Blog: a professional autobiography



The women seated in the New York townhouse’s basement theater that winter afternoon of 1983 were craning their necks to catch a glimpse of Donald Trump’s reactions to my presentation. The gathering’s purpose was to interest potential donors in financing the partial renovation of an original Columbia University building for the Department of Art History and Archaeology’s facilities that I had designed. Knowing that most of the wealthy women there had an interest (and some of them even a degree) in art history, I included in my presentation a discussion about the proportional system that had structured the building’s design and of my intent to continue using it to make the new intervention relate to the old.

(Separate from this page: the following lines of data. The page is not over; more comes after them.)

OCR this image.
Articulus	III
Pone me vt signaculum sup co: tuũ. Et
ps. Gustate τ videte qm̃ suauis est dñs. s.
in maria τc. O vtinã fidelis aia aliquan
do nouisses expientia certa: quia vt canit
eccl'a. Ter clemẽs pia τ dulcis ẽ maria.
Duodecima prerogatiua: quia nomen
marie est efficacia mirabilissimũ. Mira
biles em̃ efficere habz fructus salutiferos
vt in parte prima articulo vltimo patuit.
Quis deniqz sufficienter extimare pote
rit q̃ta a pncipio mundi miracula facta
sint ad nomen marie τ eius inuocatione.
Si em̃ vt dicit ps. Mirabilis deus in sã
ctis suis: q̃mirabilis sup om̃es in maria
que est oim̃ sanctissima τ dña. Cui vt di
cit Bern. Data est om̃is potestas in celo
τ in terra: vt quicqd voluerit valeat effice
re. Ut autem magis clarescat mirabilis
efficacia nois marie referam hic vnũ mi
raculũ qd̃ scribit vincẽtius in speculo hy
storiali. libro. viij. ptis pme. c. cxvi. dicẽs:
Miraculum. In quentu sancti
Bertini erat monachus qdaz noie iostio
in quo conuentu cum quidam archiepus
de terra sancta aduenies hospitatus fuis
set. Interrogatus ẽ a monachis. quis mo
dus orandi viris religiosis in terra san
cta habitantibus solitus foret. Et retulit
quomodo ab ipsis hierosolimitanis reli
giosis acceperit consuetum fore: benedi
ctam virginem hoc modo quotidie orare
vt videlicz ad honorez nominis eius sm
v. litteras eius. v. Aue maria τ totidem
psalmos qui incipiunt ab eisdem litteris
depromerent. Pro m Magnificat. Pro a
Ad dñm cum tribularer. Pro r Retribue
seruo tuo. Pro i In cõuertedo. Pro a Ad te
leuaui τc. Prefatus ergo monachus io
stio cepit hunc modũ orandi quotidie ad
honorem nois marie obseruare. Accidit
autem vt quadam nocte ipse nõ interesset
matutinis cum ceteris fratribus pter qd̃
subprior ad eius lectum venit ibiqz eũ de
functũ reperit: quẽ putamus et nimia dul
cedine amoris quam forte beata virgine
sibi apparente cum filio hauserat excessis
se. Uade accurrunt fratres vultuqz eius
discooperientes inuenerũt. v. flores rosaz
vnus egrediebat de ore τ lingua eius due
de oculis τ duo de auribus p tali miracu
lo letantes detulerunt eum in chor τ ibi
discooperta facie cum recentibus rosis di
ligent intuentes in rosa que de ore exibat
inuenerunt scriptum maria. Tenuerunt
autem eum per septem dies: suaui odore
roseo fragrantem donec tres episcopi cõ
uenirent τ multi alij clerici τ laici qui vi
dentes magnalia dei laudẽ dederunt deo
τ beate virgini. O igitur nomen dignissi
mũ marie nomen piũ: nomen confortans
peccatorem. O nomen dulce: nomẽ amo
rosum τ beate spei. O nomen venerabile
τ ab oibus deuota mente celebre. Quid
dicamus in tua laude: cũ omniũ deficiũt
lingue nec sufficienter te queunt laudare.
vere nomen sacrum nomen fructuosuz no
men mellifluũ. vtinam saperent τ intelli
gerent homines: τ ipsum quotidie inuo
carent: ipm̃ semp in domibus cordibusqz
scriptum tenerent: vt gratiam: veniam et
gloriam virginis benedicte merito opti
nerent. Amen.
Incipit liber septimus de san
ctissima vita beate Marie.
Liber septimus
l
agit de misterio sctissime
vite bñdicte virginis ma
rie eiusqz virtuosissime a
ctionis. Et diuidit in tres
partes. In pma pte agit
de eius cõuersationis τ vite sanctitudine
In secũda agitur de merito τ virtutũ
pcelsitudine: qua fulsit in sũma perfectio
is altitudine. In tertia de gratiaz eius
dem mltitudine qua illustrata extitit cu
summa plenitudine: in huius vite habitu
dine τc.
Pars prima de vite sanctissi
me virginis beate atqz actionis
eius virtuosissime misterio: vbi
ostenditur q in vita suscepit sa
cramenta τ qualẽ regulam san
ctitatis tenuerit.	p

I noticed approving nods but no reaction on the part of The Donald, the only man I remember in the audience – or at least the only man that seemed to matter to the female audience. When I finished, there was a moment of silence. The women were clearly waiting for Trump to say something first – with one exception. When he opened his mouth, it was to enquire about some technical details of the air conditioning system. Those were fresh in my mind, as I had had a meeting with the engineers the day before, and was able to answer at length. I thought he would be impressed by the fact that I had managed to design the new system to reduce energy consumption and to be able to reopen the top floor skylights that had been blocked by the old one. But this elicited no response whatsoever. When I realized that no further questions would be asked I could not believe the air conditioning was all he was interested in. Until it hit me that it had been a trick question, asked to embarrass, in front of that influential audience, the young woman architect he was certain would not know how to reply. I was furious; he seemed disappointed. The elderly woman in the back, the only one that had shown a clear lack of interest in Trump’s opinion, was staring at me with focused, intelligent eyes, and an impish smile. She looked amused by the trumping of Trump. I later learned that she was Miriam Wallach, the heir of a printing paper empire, and that she and her husband Ira, both major Columbia University donors, ended up funding the entire project.